Mme Elisabeth Guigou, garde des sceaux, ministre de la justice. Monsieur le député, comme vous venez de le rappeler, le système Echelon a été mis en place par les Etats-Unis en 1948, avec le concours de l'Angleterre, du Canada, de la Nouvelle-Zélande et de l'Australie. A l'origine, il a été créé pour recueillir des informations sur la situation militaire des éventuels adversaires de ces pays. Mais aujourd'hui il semble, en effet, que ce réseau soit détourné à des fins d'espionnage économique et de veille concurrentielle, ce qui appelle de notre part une particulière vigilance. («Très bien !» sur plusieurs bancs du groupe socialiste et du groupe communiste.)
M. Yves Frannion La guerre ! Très bien !
Mme la garde des sceaux. Comment se prémunir contre l'espionnage économique et comment assurer la sécurité des informations qui transitent par les nouvelles technologies ?
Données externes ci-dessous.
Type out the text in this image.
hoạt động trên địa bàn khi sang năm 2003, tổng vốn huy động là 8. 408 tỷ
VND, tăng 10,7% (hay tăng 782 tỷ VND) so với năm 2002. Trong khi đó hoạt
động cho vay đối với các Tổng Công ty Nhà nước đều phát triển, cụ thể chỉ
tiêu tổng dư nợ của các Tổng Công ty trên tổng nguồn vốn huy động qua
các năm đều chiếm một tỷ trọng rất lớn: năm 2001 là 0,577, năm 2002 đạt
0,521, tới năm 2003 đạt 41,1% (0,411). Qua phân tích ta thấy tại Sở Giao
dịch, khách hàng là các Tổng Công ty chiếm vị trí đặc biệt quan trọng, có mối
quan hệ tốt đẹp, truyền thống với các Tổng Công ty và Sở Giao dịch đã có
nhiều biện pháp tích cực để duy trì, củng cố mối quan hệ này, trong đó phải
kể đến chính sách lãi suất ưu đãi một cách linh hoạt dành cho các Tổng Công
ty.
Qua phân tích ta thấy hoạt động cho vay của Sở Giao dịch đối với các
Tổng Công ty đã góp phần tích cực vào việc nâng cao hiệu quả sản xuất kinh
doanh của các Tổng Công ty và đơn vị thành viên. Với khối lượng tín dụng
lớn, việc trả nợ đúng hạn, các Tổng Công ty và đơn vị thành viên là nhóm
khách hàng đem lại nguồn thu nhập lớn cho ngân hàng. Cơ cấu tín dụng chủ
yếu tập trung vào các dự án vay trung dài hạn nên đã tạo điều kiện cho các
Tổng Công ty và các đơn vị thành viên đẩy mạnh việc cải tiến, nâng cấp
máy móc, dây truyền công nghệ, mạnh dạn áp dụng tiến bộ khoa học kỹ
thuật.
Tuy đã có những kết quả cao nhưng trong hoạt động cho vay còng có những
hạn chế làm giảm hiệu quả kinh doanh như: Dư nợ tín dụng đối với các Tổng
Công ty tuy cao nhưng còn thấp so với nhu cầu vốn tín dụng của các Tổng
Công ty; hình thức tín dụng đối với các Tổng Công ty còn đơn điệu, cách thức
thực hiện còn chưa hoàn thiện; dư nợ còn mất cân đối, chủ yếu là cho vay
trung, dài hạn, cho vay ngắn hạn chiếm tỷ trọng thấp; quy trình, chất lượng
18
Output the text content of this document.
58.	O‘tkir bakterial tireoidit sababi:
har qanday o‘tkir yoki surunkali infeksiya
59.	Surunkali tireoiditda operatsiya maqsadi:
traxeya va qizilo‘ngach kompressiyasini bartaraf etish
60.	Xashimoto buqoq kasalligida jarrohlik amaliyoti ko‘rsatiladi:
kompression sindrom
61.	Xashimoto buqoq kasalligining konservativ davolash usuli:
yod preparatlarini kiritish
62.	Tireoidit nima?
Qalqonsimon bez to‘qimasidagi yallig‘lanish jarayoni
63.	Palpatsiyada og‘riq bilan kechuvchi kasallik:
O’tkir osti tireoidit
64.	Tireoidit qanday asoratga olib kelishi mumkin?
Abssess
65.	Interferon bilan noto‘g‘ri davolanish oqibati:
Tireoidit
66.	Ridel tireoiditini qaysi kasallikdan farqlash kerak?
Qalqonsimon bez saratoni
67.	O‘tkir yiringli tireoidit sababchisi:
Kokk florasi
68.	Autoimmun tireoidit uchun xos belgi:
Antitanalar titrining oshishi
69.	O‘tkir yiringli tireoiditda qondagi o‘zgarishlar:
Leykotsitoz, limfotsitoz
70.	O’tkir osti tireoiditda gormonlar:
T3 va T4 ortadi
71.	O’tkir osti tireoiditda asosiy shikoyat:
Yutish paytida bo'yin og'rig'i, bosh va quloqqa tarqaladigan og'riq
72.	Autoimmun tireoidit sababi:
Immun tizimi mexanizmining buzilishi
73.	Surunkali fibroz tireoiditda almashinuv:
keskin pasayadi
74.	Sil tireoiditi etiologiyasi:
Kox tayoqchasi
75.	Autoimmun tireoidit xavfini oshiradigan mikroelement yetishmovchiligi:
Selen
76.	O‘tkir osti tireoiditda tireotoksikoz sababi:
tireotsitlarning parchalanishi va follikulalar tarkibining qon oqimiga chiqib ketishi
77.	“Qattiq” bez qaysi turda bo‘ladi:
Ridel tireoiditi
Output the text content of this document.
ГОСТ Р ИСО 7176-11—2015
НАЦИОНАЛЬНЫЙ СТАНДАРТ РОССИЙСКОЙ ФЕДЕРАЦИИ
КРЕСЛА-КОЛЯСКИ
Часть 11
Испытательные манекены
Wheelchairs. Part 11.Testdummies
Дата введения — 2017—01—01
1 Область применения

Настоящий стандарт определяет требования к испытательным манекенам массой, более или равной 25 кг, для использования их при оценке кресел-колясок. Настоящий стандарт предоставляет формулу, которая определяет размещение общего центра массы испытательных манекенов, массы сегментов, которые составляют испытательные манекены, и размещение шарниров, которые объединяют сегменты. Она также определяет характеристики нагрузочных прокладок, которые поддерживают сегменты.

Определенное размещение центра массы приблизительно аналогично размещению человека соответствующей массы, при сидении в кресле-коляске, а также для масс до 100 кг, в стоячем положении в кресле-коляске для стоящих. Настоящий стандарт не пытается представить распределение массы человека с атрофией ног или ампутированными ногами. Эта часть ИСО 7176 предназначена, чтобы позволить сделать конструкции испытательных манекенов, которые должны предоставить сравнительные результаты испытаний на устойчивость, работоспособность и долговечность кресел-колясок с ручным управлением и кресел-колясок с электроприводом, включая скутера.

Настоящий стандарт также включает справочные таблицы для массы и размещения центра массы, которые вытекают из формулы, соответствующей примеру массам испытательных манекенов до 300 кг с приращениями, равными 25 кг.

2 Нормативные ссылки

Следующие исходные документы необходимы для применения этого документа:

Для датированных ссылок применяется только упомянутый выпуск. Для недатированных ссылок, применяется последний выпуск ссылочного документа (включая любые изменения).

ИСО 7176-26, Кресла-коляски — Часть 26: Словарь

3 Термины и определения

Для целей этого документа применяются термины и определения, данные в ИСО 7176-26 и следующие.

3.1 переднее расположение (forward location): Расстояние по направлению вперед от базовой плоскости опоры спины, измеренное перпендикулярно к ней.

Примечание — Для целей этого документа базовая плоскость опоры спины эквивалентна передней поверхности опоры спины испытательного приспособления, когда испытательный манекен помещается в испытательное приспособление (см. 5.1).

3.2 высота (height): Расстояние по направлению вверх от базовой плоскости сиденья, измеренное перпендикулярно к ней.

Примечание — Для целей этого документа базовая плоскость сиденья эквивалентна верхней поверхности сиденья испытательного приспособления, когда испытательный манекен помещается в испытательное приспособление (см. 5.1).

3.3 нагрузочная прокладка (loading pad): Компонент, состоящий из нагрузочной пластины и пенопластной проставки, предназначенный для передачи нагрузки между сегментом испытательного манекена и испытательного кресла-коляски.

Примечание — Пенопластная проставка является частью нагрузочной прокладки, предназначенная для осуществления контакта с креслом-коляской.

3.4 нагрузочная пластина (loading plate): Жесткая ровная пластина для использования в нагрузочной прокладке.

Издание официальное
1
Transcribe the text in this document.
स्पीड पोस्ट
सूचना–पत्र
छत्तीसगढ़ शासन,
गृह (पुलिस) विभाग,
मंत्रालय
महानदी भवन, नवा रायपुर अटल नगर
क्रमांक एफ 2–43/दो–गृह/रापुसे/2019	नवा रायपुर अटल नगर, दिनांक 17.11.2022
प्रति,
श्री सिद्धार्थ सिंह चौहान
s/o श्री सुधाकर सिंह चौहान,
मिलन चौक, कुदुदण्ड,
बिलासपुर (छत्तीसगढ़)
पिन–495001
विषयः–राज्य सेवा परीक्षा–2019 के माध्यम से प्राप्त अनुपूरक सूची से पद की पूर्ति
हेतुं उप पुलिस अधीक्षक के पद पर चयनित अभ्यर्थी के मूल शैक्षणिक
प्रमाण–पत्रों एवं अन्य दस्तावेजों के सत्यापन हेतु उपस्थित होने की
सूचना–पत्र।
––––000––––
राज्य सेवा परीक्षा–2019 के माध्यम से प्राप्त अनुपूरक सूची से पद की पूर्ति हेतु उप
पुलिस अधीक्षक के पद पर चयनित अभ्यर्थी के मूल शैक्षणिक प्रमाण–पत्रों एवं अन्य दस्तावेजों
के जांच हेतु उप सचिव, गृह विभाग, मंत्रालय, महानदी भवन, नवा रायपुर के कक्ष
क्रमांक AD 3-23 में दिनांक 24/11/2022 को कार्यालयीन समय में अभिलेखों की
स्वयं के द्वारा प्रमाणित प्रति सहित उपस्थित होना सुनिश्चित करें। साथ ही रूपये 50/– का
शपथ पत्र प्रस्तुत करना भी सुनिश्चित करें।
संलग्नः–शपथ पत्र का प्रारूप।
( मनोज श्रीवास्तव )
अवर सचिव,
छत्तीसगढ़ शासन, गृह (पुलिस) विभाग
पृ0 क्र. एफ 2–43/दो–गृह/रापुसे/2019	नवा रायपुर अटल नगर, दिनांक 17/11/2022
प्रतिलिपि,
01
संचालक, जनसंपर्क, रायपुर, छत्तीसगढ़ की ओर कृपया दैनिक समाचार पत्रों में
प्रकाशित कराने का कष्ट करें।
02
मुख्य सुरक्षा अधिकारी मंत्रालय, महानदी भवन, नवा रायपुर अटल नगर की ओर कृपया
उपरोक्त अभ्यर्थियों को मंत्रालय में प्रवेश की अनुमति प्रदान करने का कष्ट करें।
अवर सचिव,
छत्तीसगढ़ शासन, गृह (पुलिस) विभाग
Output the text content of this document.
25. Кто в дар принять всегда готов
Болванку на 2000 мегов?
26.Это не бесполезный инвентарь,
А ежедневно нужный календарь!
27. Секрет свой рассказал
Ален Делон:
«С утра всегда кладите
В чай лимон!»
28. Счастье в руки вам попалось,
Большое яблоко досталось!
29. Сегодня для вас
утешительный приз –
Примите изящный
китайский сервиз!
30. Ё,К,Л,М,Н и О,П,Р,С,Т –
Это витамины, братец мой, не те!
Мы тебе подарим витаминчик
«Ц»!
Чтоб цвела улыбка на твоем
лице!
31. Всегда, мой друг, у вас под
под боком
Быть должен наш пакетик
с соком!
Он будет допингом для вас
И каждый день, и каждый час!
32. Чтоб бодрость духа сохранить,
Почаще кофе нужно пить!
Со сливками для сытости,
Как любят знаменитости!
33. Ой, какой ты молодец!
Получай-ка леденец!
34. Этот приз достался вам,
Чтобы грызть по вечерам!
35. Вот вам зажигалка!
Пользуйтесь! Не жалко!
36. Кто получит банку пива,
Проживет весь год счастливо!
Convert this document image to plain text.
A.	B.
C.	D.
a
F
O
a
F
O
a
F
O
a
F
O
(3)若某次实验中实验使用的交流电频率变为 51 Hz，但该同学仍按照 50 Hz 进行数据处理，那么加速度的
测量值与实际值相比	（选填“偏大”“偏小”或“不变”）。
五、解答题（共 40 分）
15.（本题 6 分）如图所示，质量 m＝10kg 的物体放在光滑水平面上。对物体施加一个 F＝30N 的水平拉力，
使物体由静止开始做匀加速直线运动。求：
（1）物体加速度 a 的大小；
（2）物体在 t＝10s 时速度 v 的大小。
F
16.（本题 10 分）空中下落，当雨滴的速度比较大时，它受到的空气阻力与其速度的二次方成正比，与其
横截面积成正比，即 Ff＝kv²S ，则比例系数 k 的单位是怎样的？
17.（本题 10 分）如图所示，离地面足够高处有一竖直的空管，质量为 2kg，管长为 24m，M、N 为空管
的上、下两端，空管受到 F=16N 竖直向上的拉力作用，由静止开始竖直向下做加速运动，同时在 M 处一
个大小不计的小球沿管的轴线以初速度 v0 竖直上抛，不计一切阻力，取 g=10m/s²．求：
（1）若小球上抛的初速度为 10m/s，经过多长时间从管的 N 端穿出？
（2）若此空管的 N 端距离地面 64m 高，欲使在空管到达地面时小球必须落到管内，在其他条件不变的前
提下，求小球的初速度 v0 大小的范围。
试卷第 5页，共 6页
D'abord, il convient de s'assurer de la plus grande prudence dans la transmission de ces informations. Ainsi, le contenu des communications ne doit jamais comporter d'informations vitales, surtout lorsque la liaison est relayée par un satellite de rediffusion, principalement dans les connexions internationales.
Par ailleurs, le Gouvernement a arrêté un certain nombre de mesures pour permettre à nos opérateurs de se prémunir contre l'espionnage économique. Pour assurer la protection des informations susceptibles d'être interceptées, il a pris, l'année dernière, la décision de permettre aux opérateurs privés, entreprises ou particuliers, de chiffrer leurs informations, c'est-à-dire de les coder afin justement de les protéger. Il a également dégagé les moyens nécessaires aux instituts de recherche pour permettre à notre pays de progresser en matière de cryptologie, c'est-à-dire de codage des informations confidentielles.
En outre, le ministre de l'intérieur contribue, dans son domaine de compétence, à la lutte contre les interceptions de télécommunications grâce aux structures spécialisées de la police nationale chargées de la criminalité informatique. Le Premier ministre a aussi annoncé récemment la création, au sein de la police judiciaire, d'un office central chargé de lutter contre la criminalité liée aux nouvelles technologies de l'information.
Enfin, M. Chevènement et moi-même participons aux travaux de l'Union européenne et des institutions internationales visant à harmoniser les règles de droit pour lutter contre cette nouvelle forme de criminalité et contre la délinquance liée à la haute technologie.
Telles sont, monsieur le député, les mesures qui ont été prises par le Gouvernement. (Applaudissements sur plusieurs bancs du groupe socialiste.)